First, this item we keep on calling a charger isn’t actually a chager, real charger is inside the device being charged. Check out what it is called here>>>>

However, phone “chargers” have been around for a long time. Originally, a USB data port could supply 2.5W of power for charging… because no one expected to be charging anything. They designed USB to power a mouse or a keyboard.

So gradually, most every phone maker built larger power supplies for charging. But there was no way to ask for more USB power under USB rules, so every phone maker came up with a different way to tell their phone it was on a 5W or greater supply,and it could go ahead and pull more current.

Once everyone on the planet had decided to charge their phones via USB ports, the USB organization decided to come up with their own, standard way of doing this. This was called the USB Battery Charging specification, and it was a simple way for a phone and power dongle to agree on at least 7.5W of power.

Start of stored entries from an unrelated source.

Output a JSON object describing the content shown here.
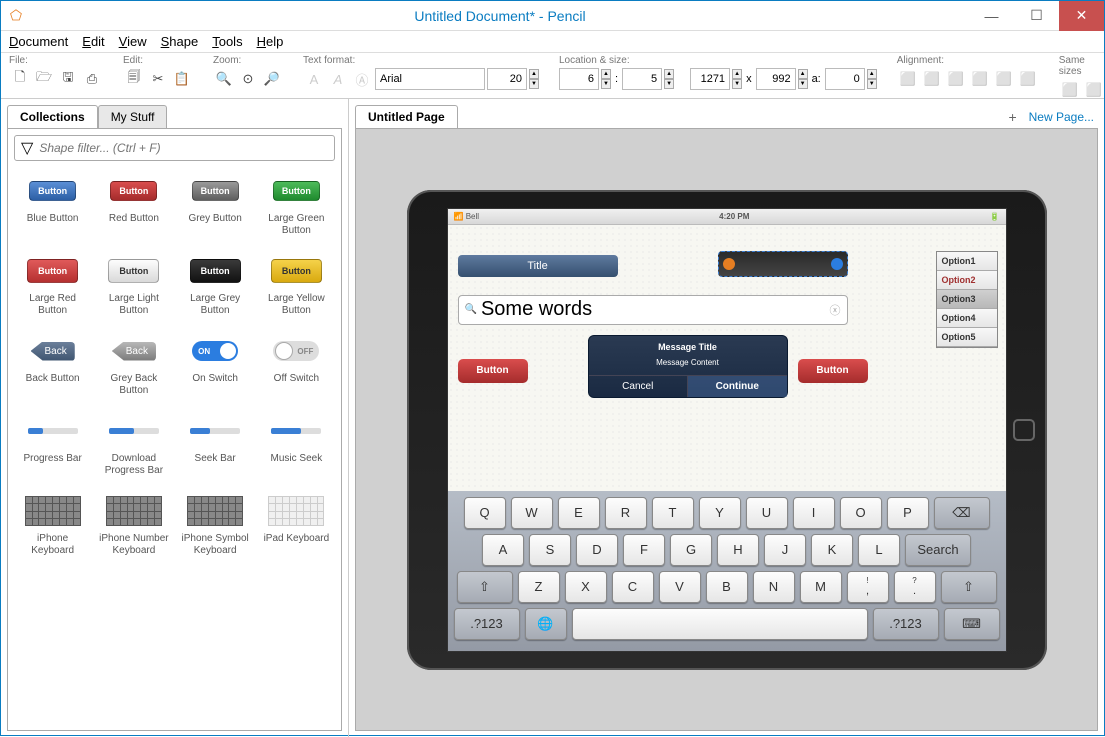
{
  "window": {
    "title": "Untitled Document* - Pencil"
  },
  "menu": [
    "Document",
    "Edit",
    "View",
    "Shape",
    "Tools",
    "Help"
  ],
  "toolbar": {
    "file_label": "File:",
    "edit_label": "Edit:",
    "zoom_label": "Zoom:",
    "text_label": "Text format:",
    "loc_label": "Location & size:",
    "align_label": "Alignment:",
    "same_label": "Same sizes",
    "font": "Arial",
    "font_size": "20",
    "loc_x": "6",
    "loc_y": "5",
    "size_w": "1271",
    "size_h": "992",
    "angle": "0",
    "x_sep": "x",
    "colon": ":",
    "a": "a:"
  },
  "left": {
    "tab1": "Collections",
    "tab2": "My Stuff",
    "filter_placeholder": "Shape filter... (Ctrl + F)",
    "shapes": [
      {
        "label": "Blue Button",
        "btn": "Button",
        "cls": "blue"
      },
      {
        "label": "Red Button",
        "btn": "Button",
        "cls": "red"
      },
      {
        "label": "Grey Button",
        "btn": "Button",
        "cls": "grey"
      },
      {
        "label": "Large Green Button",
        "btn": "Button",
        "cls": "green"
      },
      {
        "label": "Large Red Button",
        "btn": "Button",
        "cls": "lred"
      },
      {
        "label": "Large Light Button",
        "btn": "Button",
        "cls": "llight"
      },
      {
        "label": "Large Grey Button",
        "btn": "Button",
        "cls": "lgrey"
      },
      {
        "label": "Large Yellow Button",
        "btn": "Button",
        "cls": "lyellow"
      },
      {
        "label": "Back Button",
        "btn": "Back",
        "cls": "back"
      },
      {
        "label": "Grey Back Button",
        "btn": "Back",
        "cls": "backgrey"
      },
      {
        "label": "On Switch",
        "btn": "ON",
        "cls": "swon"
      },
      {
        "label": "Off Switch",
        "btn": "OFF",
        "cls": "swoff"
      },
      {
        "label": "Progress Bar",
        "cls": "bar",
        "fill": 30
      },
      {
        "label": "Download Progress Bar",
        "cls": "bar",
        "fill": 50
      },
      {
        "label": "Seek Bar",
        "cls": "bar",
        "fill": 40
      },
      {
        "label": "Music Seek",
        "cls": "bar",
        "fill": 60
      },
      {
        "label": "iPhone Keyboard",
        "cls": "kbd"
      },
      {
        "label": "iPhone Number Keyboard",
        "cls": "kbd"
      },
      {
        "label": "iPhone Symbol Keyboard",
        "cls": "kbd"
      },
      {
        "label": "iPad Keyboard",
        "cls": "kbdl"
      }
    ]
  },
  "canvas": {
    "page_tab": "Untitled Page",
    "new_page": "New Page...",
    "ipad": {
      "carrier": "Bell",
      "time": "4:20 PM",
      "title_bar": "Title",
      "text_field": "Some words",
      "options": [
        "Option1",
        "Option2",
        "Option3",
        "Option4",
        "Option5"
      ],
      "button_label": "Button",
      "msg": {
        "title": "Message Title",
        "content": "Message Content",
        "cancel": "Cancel",
        "continue": "Continue"
      },
      "kbd": {
        "r1": [
          "Q",
          "W",
          "E",
          "R",
          "T",
          "Y",
          "U",
          "I",
          "O",
          "P",
          "⌫"
        ],
        "r2": [
          "A",
          "S",
          "D",
          "F",
          "G",
          "H",
          "J",
          "K",
          "L",
          "Search"
        ],
        "r3": [
          "⇧",
          "Z",
          "X",
          "C",
          "V",
          "B",
          "N",
          "M",
          "!",
          ",",
          "?",
          ".",
          "⇧"
        ],
        "r4": [
          ".?123",
          "🌐",
          "",
          ".?123",
          "⌨"
        ]
      }
    }
  }
}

These all came pretty close to the current limits on USB cables. To even more power, we would need thicker wires and connectors or higher voltages. Qualcomm, the largest smartphone processor manufacturer, came up with a two-way protocol called Quick Charge, which communicates between phone and power supply to request up to 20V, rather than the usual 5V, for a maximum of 18W.

The USB organization more recently noticed that the USB jack is the standard DC power supply, more standard worldwide, in fact, than any other power connector. So they came up with the new USB power delivery spec that can deliver 60W or 100W, depending on the cable. That’s enough for a laptop, not just a phone.